Resurrection of Christ and the Redemption of Culture
It is important to note, however, that what Christ did through his death and resurrection has a bearing not just on us as individual human beings in terms of our personal redemption, but on the whole history of the human race. It introduces an entirely new epoch of human history. In the same way that the gospel transforms individual human beings, so it also transforms cultures. The world looks entirely different today than it would have looked if Christ had never come. Even with all of the imperfections and inconsistencies, which are all too evident even within historically Christian cultures, the world is an immeasurably better place—a more humane and civilized place—because of the impact of the gospel.

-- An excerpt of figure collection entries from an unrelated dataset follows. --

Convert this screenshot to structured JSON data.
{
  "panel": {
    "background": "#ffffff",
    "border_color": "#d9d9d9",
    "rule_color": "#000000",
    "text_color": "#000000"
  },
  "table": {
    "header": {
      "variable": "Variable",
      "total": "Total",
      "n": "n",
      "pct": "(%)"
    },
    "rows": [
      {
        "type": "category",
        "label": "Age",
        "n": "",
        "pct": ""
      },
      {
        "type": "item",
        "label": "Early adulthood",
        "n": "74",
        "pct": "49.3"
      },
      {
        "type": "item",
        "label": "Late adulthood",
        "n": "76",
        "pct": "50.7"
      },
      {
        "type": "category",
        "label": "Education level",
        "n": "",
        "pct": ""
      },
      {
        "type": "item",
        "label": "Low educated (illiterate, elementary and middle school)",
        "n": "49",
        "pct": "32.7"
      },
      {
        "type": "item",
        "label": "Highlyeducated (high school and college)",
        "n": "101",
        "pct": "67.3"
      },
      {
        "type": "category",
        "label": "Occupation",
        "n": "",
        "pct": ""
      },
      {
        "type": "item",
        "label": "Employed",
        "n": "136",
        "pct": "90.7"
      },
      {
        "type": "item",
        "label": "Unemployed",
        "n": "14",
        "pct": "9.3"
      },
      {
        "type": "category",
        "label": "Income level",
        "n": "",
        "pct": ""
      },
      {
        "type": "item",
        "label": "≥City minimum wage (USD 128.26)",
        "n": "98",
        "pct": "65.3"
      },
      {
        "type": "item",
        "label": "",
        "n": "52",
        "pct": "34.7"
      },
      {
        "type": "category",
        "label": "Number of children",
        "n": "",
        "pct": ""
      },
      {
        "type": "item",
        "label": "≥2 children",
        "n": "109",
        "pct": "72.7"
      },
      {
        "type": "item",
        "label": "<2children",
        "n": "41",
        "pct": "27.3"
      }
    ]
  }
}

It’s true that there has been a general decline of Christian influence throughout the West in recent decades—as witnessed by the acceptance of child-murder via abortion, the norming of sexually deviant behavior, and other social ills—but we expect a revival of Christian thought and ethics in our culture as a consequence of an even greater impact of the gospel still to come.

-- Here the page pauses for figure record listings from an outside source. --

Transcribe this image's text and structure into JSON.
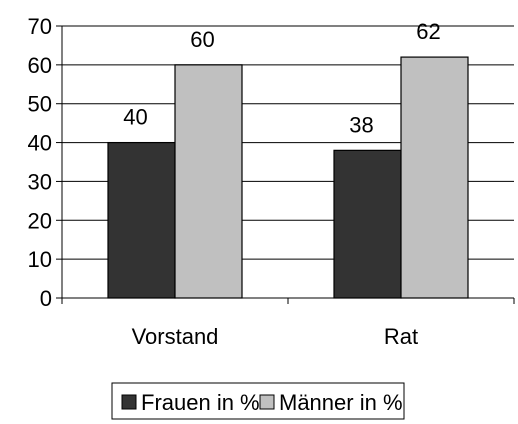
{
  "chart_data": {
    "type": "bar",
    "categories": [
      "Vorstand",
      "Rat"
    ],
    "series": [
      {
        "name": "Frauen in %",
        "values": [
          40,
          38
        ],
        "color": "#333333"
      },
      {
        "name": "Männer in %",
        "values": [
          60,
          62
        ],
        "color": "#c0c0c0"
      }
    ],
    "ylim": [
      0,
      70
    ],
    "yticks": [
      0,
      10,
      20,
      30,
      40,
      50,
      60,
      70
    ],
    "grid": true,
    "legend": "bottom",
    "data_labels": true
  }
}
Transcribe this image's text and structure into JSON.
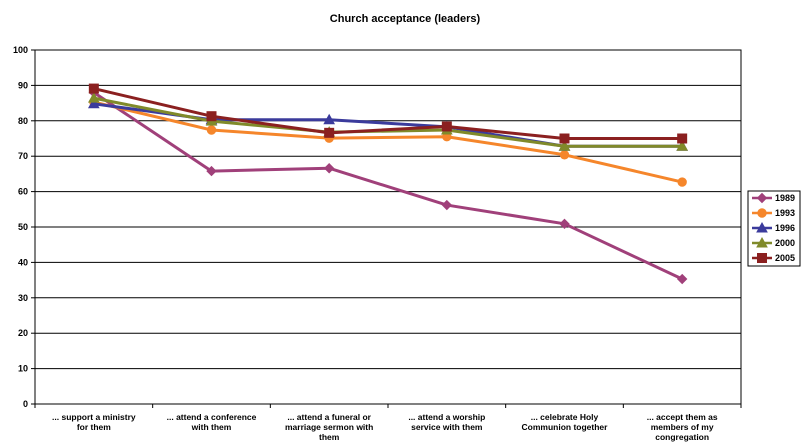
{
  "chart_data": {
    "type": "line",
    "title": "Church acceptance (leaders)",
    "xlabel": "",
    "ylabel": "",
    "ylim": [
      0,
      100
    ],
    "yticks": [
      "0",
      "10",
      "20",
      "30",
      "40",
      "50",
      "60",
      "70",
      "80",
      "90",
      "100"
    ],
    "grid": "horizontal",
    "legend_position": "right",
    "categories": [
      [
        "... support a ministry",
        "for them"
      ],
      [
        "... attend a conference",
        "with them"
      ],
      [
        "... attend a funeral or",
        "marriage sermon with",
        "them"
      ],
      [
        "... attend a worship",
        "service with them"
      ],
      [
        "... celebrate Holy",
        "Communion together"
      ],
      [
        "... accept them as",
        "members of my",
        "congregation"
      ]
    ],
    "series": [
      {
        "name": "1989",
        "color": "#a0407a",
        "marker": "diamond",
        "values": [
          88,
          65.8,
          66.6,
          56.2,
          50.9,
          35.3
        ]
      },
      {
        "name": "1993",
        "color": "#f5862b",
        "marker": "circle",
        "values": [
          85.3,
          77.4,
          75.1,
          75.5,
          70.4,
          62.7
        ]
      },
      {
        "name": "1996",
        "color": "#3b3b9c",
        "marker": "triangle",
        "values": [
          84.8,
          80.3,
          80.3,
          78.3,
          72.8,
          72.8
        ]
      },
      {
        "name": "2000",
        "color": "#808a2a",
        "marker": "triangle",
        "values": [
          86.4,
          79.9,
          76.8,
          77.4,
          72.8,
          72.8
        ]
      },
      {
        "name": "2005",
        "color": "#8b2020",
        "marker": "square",
        "values": [
          89.1,
          81.3,
          76.6,
          78.4,
          75,
          75
        ]
      }
    ]
  }
}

The Resurrection of Christ and the Redemption of the Cosmos
Even beyond the personal and cultural impact of Christ’s redemptive work, we understand that what he did through his death and resurrection has a bearing upon the entire creation.
For the creation waits with eager longing for the revealing of the sons of God. For the creation was subjected to futility, not willingly, but because of him who subjected it, in hope that the creation itself will be set free from its bondage to corruption and obtain the freedom of the glory of the children of God. For we know that the whole creation has been groaning together in the pains of childbirth until now (Rom. 8:19-22)
Paul speaks here of the redemption of nature, the lifting of the curse that presently burdens all creation (Gen. 3:14-19). The prophet Isaiah speaks of the time when the curse will be lifted, when he says,
The wolf shall dwell with the lamb,
and the leopard shall lie down with the young goat,
And the calf and the lion and the fattened calf together;
and a little child shall lead them.
The cow and the bear shall graze;
their young shall lie down together;
and the lion shall eat straw like the ox.
The nursing child shall play over the hole of the cobra,
and a weaned child shall put his hand on the adder’s den.
The shall not hurt or destroy
in all my holy mountain;
For the earth shall be full of the knowledge of the Lord
as the waters cover the sea (Isa. 11:6-9)
All of this lies behind what Paul says in Colossians, where he writes that God has been pleased through Christ to reconcile to himself all things, whether on earth or in heaven (Col 1:20).
Yes, our Lord was raised on the third day after his crucifixion, but it was also the first day of a new creation.